Astronomers using the Hubble Space Telescope discovered a fifth moon orbiting the icy dwarf planet Pluto in 2012. The tiny, new satellite - temporarily designated S/2011 (134340) 1 (and sometimes called P5) - was uncovered in a Hubble survey searching for potential hazards for the 2015 New Horizons spacecraft flyby of Pluto.
It is intriguing that such a small planet can have such a complex collection of satellites. The discovery provides additional clues for unraveling how the Pluto system formed and evolved. The favored theory is that all the moons are relics of a collision between Pluto and another large Kuiper belt object billions of years ago.
The moon is estimated to be 6 to 15 miles across. It is in a 58,000-mile-diameter circular orbit around Pluto that is assumed to be co-planar with the other satellites in the system.

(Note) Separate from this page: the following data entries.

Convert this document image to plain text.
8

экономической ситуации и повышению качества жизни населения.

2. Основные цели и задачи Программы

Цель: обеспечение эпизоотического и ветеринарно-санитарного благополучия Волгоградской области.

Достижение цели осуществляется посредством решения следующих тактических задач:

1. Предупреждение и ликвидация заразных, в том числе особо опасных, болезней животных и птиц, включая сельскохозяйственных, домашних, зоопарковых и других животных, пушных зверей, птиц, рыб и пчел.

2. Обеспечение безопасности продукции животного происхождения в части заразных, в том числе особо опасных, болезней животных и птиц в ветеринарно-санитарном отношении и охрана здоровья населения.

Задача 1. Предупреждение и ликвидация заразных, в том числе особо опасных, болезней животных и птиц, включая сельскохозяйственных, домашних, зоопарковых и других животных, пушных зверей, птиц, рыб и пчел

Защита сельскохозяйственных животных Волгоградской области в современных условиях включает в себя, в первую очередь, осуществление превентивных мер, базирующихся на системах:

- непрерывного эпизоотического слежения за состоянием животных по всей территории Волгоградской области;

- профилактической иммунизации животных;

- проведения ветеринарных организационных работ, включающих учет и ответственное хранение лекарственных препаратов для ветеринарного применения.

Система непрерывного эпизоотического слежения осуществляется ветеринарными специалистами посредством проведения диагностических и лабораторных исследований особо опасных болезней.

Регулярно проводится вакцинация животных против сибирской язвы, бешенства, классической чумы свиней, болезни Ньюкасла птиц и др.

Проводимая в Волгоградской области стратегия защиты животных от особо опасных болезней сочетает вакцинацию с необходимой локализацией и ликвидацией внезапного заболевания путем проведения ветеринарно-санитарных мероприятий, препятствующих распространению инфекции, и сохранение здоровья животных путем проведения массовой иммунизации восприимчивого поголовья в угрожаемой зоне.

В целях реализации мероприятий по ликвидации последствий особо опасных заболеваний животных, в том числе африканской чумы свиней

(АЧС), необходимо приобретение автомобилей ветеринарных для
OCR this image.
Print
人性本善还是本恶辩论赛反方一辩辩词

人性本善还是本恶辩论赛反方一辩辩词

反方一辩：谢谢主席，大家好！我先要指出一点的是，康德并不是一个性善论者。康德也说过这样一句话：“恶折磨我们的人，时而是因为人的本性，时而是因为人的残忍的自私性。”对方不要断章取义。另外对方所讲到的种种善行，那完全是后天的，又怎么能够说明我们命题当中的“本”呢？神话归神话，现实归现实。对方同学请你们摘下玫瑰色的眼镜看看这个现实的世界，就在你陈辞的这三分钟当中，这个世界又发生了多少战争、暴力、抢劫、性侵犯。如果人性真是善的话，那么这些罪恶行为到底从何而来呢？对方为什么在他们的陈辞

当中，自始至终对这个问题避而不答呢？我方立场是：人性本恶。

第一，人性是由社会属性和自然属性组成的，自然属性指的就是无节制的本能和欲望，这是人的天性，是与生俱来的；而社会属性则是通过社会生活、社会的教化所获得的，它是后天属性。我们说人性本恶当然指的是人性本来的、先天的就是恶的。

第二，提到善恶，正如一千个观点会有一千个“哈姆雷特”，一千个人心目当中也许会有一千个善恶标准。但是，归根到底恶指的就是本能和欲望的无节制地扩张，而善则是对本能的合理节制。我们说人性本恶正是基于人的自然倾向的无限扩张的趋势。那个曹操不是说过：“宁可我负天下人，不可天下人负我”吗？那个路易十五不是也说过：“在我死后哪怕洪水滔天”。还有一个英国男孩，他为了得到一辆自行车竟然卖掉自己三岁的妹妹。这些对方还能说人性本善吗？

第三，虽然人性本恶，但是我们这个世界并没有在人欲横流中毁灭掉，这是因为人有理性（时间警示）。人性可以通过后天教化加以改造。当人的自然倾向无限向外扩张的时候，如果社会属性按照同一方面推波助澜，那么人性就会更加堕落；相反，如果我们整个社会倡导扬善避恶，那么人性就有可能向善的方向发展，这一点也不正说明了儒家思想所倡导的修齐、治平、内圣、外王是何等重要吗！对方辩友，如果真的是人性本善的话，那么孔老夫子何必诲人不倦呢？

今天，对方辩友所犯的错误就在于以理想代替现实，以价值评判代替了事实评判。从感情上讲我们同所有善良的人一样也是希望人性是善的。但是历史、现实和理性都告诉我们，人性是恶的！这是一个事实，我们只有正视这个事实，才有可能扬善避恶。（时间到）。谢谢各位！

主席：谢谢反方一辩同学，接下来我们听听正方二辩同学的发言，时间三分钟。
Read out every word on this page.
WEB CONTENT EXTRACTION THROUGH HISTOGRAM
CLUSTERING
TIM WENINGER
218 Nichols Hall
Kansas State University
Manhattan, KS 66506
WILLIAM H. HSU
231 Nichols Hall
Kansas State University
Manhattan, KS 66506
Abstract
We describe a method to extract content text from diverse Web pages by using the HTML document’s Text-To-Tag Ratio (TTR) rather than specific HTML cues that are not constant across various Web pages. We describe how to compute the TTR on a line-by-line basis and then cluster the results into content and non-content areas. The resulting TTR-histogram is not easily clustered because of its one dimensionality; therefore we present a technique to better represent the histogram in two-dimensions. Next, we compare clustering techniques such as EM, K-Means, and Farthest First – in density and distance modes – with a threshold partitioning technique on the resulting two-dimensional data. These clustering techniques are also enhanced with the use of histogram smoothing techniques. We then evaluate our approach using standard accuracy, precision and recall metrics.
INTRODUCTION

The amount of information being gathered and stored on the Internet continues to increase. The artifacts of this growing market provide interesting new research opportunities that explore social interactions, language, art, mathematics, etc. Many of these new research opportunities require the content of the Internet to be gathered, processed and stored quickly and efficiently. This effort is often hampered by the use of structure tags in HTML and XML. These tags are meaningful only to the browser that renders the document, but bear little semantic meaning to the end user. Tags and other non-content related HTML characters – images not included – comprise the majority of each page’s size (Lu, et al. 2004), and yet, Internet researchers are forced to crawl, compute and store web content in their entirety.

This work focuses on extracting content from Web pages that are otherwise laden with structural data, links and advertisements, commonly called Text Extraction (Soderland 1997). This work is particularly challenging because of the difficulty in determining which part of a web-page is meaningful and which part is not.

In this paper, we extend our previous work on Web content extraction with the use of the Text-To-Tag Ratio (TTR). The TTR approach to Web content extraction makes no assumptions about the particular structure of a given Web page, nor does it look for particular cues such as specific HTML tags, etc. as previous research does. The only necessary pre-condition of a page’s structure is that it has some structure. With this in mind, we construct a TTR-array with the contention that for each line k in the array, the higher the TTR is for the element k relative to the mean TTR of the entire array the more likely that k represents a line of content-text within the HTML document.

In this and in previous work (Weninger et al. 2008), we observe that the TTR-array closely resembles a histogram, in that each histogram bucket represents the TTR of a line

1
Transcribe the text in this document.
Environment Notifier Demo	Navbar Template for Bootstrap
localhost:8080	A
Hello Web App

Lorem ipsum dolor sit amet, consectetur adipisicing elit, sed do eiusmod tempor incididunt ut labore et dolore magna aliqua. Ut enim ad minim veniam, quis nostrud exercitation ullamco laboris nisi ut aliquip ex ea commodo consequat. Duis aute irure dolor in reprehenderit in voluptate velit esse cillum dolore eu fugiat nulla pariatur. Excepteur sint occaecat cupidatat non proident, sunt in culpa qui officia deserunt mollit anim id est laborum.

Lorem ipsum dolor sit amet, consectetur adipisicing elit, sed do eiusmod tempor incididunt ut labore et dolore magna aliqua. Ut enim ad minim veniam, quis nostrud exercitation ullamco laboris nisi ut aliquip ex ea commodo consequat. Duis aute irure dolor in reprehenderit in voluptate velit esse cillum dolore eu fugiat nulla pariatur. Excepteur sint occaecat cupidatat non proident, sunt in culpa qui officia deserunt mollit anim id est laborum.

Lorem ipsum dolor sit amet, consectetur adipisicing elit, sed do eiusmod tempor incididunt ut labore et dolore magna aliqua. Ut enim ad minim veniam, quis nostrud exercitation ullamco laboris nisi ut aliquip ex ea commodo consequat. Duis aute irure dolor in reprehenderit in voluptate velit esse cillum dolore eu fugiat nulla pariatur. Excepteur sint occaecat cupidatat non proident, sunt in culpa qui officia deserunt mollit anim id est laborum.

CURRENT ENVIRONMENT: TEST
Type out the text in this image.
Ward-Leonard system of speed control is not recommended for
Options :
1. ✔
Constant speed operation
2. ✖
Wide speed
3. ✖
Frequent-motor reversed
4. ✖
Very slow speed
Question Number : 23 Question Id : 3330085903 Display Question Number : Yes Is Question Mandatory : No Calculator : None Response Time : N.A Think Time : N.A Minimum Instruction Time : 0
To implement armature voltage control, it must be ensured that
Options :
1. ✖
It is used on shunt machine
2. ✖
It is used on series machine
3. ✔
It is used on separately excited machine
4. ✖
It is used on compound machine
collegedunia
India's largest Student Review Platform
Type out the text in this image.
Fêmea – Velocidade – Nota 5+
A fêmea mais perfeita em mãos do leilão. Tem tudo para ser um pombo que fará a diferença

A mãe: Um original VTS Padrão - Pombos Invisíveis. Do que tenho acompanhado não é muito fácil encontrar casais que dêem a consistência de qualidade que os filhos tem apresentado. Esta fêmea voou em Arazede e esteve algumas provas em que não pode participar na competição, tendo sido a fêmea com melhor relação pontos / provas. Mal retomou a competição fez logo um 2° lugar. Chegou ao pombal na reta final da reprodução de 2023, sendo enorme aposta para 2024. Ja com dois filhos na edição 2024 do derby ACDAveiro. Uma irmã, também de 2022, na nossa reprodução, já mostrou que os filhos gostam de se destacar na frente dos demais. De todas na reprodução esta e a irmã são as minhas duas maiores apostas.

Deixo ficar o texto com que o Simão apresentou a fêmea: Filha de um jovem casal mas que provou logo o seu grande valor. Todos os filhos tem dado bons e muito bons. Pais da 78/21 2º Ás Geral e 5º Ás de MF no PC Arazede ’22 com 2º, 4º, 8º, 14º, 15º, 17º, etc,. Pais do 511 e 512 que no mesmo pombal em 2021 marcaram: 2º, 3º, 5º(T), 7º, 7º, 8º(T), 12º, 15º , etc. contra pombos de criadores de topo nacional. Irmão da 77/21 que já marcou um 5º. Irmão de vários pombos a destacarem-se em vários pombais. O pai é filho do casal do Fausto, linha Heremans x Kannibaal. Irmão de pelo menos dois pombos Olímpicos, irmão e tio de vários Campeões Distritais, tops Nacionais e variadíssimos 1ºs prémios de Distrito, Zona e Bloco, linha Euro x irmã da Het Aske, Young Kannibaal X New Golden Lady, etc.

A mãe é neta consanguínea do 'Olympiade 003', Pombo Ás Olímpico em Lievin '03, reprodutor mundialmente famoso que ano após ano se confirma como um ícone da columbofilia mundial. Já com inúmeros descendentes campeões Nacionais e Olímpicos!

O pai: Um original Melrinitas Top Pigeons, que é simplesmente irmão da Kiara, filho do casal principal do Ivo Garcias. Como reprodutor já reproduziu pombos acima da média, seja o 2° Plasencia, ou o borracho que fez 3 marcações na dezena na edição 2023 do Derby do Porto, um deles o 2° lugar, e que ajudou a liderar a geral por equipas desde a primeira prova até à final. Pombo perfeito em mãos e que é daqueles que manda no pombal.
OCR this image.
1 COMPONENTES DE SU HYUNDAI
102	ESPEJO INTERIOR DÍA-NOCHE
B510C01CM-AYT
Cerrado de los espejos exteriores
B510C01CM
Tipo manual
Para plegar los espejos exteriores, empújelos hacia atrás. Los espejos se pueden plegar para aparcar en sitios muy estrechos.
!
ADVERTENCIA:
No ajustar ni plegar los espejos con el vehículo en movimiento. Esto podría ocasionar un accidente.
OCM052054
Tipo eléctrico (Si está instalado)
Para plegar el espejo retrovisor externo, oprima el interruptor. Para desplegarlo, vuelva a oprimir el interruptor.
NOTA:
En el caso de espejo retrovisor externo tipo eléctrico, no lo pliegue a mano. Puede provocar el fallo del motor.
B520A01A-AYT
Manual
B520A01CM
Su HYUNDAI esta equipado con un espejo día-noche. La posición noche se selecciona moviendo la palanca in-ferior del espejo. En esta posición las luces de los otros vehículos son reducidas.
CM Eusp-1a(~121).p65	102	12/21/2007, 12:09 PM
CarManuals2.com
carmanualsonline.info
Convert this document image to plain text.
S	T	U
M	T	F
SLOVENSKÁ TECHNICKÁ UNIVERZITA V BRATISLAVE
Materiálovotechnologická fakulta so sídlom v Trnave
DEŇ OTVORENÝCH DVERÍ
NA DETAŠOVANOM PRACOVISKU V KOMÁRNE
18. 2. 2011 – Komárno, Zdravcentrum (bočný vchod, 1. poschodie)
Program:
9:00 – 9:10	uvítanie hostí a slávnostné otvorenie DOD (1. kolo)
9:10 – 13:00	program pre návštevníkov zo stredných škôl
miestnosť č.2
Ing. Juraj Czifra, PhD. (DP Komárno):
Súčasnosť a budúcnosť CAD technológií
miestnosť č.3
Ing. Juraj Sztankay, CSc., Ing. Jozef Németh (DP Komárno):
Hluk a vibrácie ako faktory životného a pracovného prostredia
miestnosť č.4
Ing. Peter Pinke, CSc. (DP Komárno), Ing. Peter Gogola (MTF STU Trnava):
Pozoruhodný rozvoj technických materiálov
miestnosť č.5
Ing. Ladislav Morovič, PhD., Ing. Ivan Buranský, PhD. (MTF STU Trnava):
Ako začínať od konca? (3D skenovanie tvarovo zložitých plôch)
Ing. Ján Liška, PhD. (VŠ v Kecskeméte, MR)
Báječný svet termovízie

S/2012 (134340) 1 was discovered on 26 June 2012 by a large team led by Mark Showalter using the Hubble Space Telescope.
How S/2011 (134340) 1 Got its Name:
S/2012 (134340) 1 was so designated because it is a satellite (S) that was discovered in 2012, and was the 1st satellite of dwarf planet Pluto (designated with its minor planet number (134340)) to be found that year. It is sometimes called P5 for brevity.